In all pointed sentences, some degree of accuracy must be sacrificed to conciseness.
Samuel Johnson
Eliminate the unnecessary so that the necessary may speak.
Hans Hofmann
The most valuable of all talents is never using two words when one will do.
Thomas Jefferson
The concise man makes one think; the verbose bores.
Edouard Manet
There is no truth which cannot be given in fifty words; the truth is always concise.
Barry Malzberg
Most directors subscribe the principle that less is more, and the best direction is the most concise direction.
Joshua Marston
A story should, to please, at least seem true,
Be apropos, well told, concise, and new:
And whenso’er it deviates from these rules,
The wise will sleep, and leave applause to fools.Benjamin Stillingfleet
It will be my earnest aim that The New York Times give the news, all the news, in concise and attractive form.
Adolph Ochs
The more alien and strange a world or situation is, the more concise you have to be if you want the reader to follow you.
Karin Tidbeck
By the book’s halfway point, the effect becomes almost unbearable. All these paeans to concision—none original, none deeper than the skin of an apple, none saying anything the others do not already encompass. A stack of paper squandered on the monotonous recitation of the same platitude.
Then, finally, you reach the last and longest quotation.

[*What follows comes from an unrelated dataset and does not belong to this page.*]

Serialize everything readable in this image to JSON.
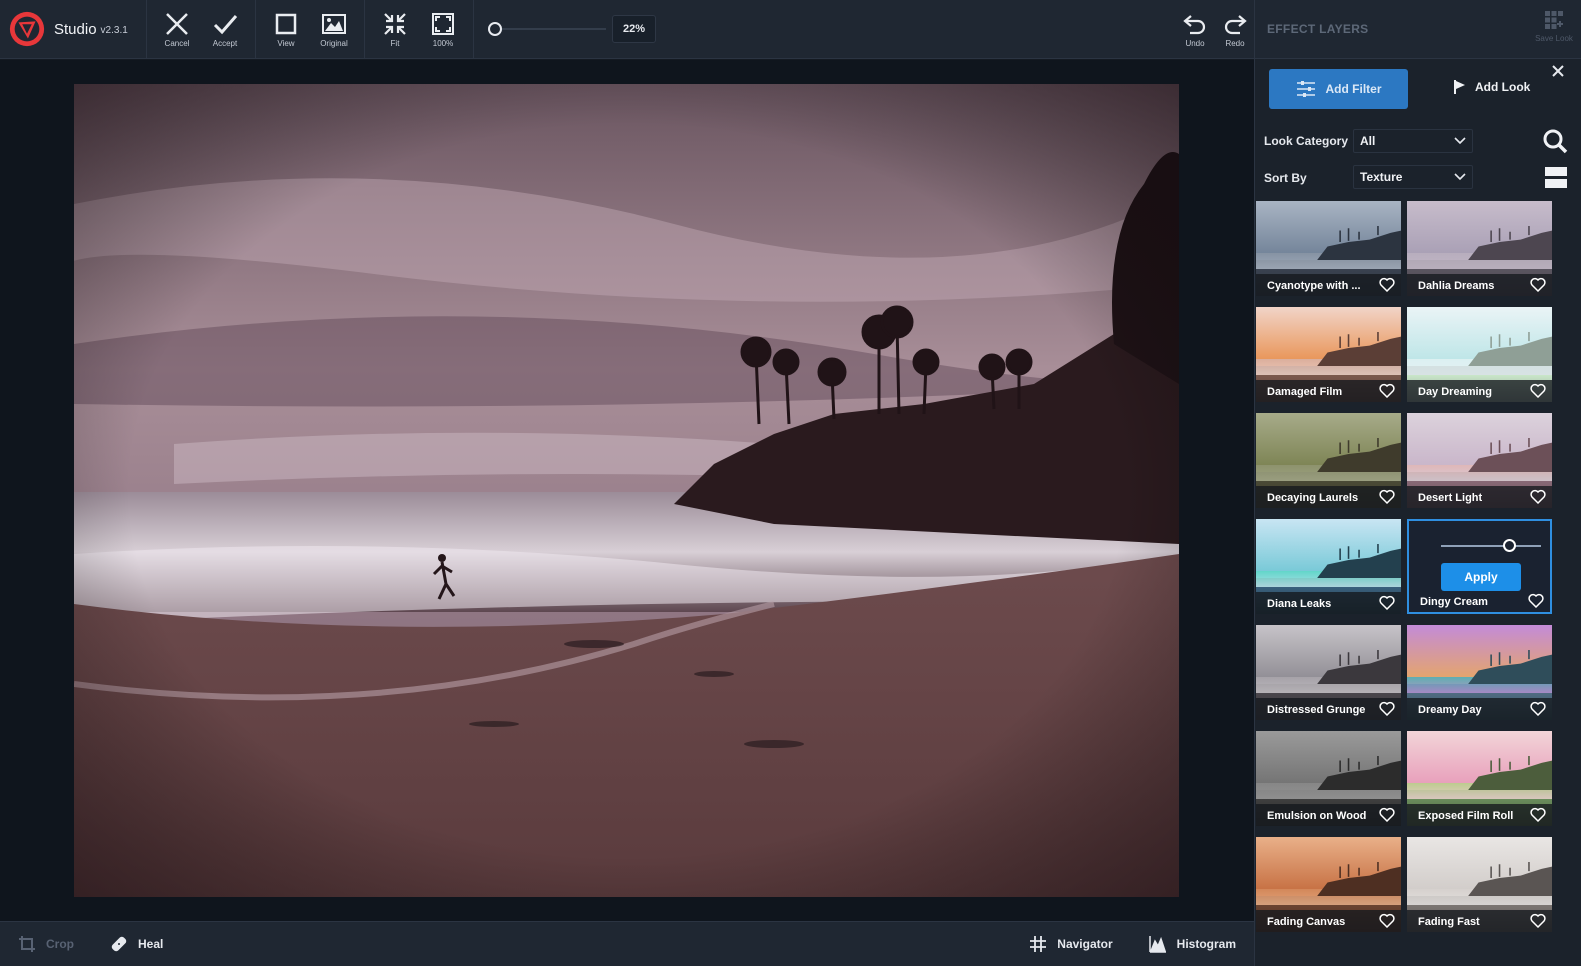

Concision means you have to be able to say things between two commercials. Now that’s a structural property of our media—a very important structural property which imposes conformism in a very deep way, because if you have to meet the condition of concision, you can only either repeat conventional platitudes or else sound like you are from Neptune. That is, if you say anything that’s not conventional, it’s going to sound very strange. For example, if I get up on television and say, “The Soviet invasion of Afghanistan is a horror,” that meets the condition of concision. I don’t have to back it up with any evidence; everyone believes it already so therefore it’s straightforward and now comes the commercial. Suppose I get up in the same two minutes and say, “The U.S. invasion of South Vietnam is a horror.” Well, people are very surprised. They never knew there was a U.S. invasion of South Vietnam, so how could it be a horror? They heard of something called the U.S. “defense” of South Vietnam, and maybe that it was wrong, but they never heard anybody talk about the U.S. “invasion” of South Vietnam. So, therefore, they have a right to ask what I’m talking about. Copy editors will ask me when I try to sneak something like this into an article what I mean. They’ll say, “I don t remember any such event.” They have a right to ask what I mean. This structural requirement of concision that’s imposed by our media disallows the possibility of explanation; in fact, that’s its propaganda function. It means that you can repeat conventional platitudes, but you can’t say anything out of the ordinary without sounding as if you’re from Neptune, a wacko, because to explain what you meant—and people have a right to ask if it’s an unconventional thought—would take a little bit of time…. Here, our media are constructed so you don’t have time; you have to meet the condition of concision. And whether anybody in the public relations industry thought this up or not, the fact is that it’s highly functional to impose thought control.
Noam Chomsky
Sleezer’s book, amusing as it is, suffers a limitation common to satiric works. It punctures the myth of concision, pops the overinflated balloon—but in the silence that ensues, it has nothing else to say. The straitjacket of concision is thrown off; but one wishes Sleezer (or Chomsky, or Twain, or anyone!) would chime in with the wisdom that concision had withheld from us.
Ah well. I suppose it’s fun to see balloons (and constraints) pop.
On Amazon, Sleezer’s book is listed (among other categories) as a work of “Inspirational Quotations.” Perhaps just a marketing blunder, or perhaps another layer to the satire, but I choose to read it in earnest. What better form of inspiration than to declare that all your prior inspiration was truisms and lies?